Breanna had been engaged for more than a year now, and the happy couple had finally set a date for October. Sadie was loath to take any attention away from her daughter’s special celebration of a joined life. Pete understood Sadie’s reason to delay their own vows, but seeing as how they weren’t getting any younger—Sadie was fifty-eight and Pete sixty-one—two and a half years was a really long courtship. This cruise, therefore, had multiple purposes—to celebrate Pete’s retirement from the police department, to allow Sadie’s children to get to know him better, and for Sadie to help with Breanna’s wedding plans. Seeing as how Breanna lived in London and Sadie lived in Colorado, mother and daughter hadn’t had a lot of time to talk things over.

“So?”

Sadie looked up, her fork halfway to her mouth. “What?”

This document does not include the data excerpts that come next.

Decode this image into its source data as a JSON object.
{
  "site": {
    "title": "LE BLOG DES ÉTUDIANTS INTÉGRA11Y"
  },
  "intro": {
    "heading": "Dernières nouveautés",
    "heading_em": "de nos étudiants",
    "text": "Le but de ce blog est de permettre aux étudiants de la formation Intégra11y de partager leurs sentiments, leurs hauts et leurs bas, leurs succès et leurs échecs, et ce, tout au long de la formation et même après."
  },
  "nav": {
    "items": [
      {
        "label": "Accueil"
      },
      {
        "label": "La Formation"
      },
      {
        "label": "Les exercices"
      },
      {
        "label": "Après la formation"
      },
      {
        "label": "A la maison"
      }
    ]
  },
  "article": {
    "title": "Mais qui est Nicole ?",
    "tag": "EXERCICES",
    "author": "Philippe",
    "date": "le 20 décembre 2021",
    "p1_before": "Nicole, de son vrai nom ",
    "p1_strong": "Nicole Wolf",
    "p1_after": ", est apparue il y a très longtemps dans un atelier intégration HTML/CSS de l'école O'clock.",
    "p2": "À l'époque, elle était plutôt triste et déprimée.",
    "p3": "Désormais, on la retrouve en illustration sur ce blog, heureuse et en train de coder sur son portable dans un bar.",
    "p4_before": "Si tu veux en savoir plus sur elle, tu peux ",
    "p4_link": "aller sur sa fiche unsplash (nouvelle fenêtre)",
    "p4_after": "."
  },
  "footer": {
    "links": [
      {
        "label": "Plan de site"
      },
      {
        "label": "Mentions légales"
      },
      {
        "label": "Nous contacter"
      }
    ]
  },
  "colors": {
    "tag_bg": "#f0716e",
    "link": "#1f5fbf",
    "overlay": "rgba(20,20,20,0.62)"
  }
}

“I asked if Pete was going to make an honest woman of you or not?”

“Breanna Lynn!” Sadie said, lowering her fork as her cheeks heated up again. “Are you implying that my relationship with Pete Cunningham is anything less than respectable?”

Breanna’s grin widened, and she pointed her fork across the table. “Bazinga.”

“Bazinga? What does that mean?”

Breanna laughed again and took another bite.

It must be European humor.

“Seriously, though, this whole cruise is about you making an announcement to Shawn and me, right?”

“No,” Sadie said, shaking her head. Is that what they thought? “It’s a family vacation, and my chance to get caught up on your wedding plans.”

“Oh,” Breanna said with a shrug of one shoulder, showing how unconcerned she was about the information. “Shawn and I both like Pete, so I don’t know why you’re so worried.”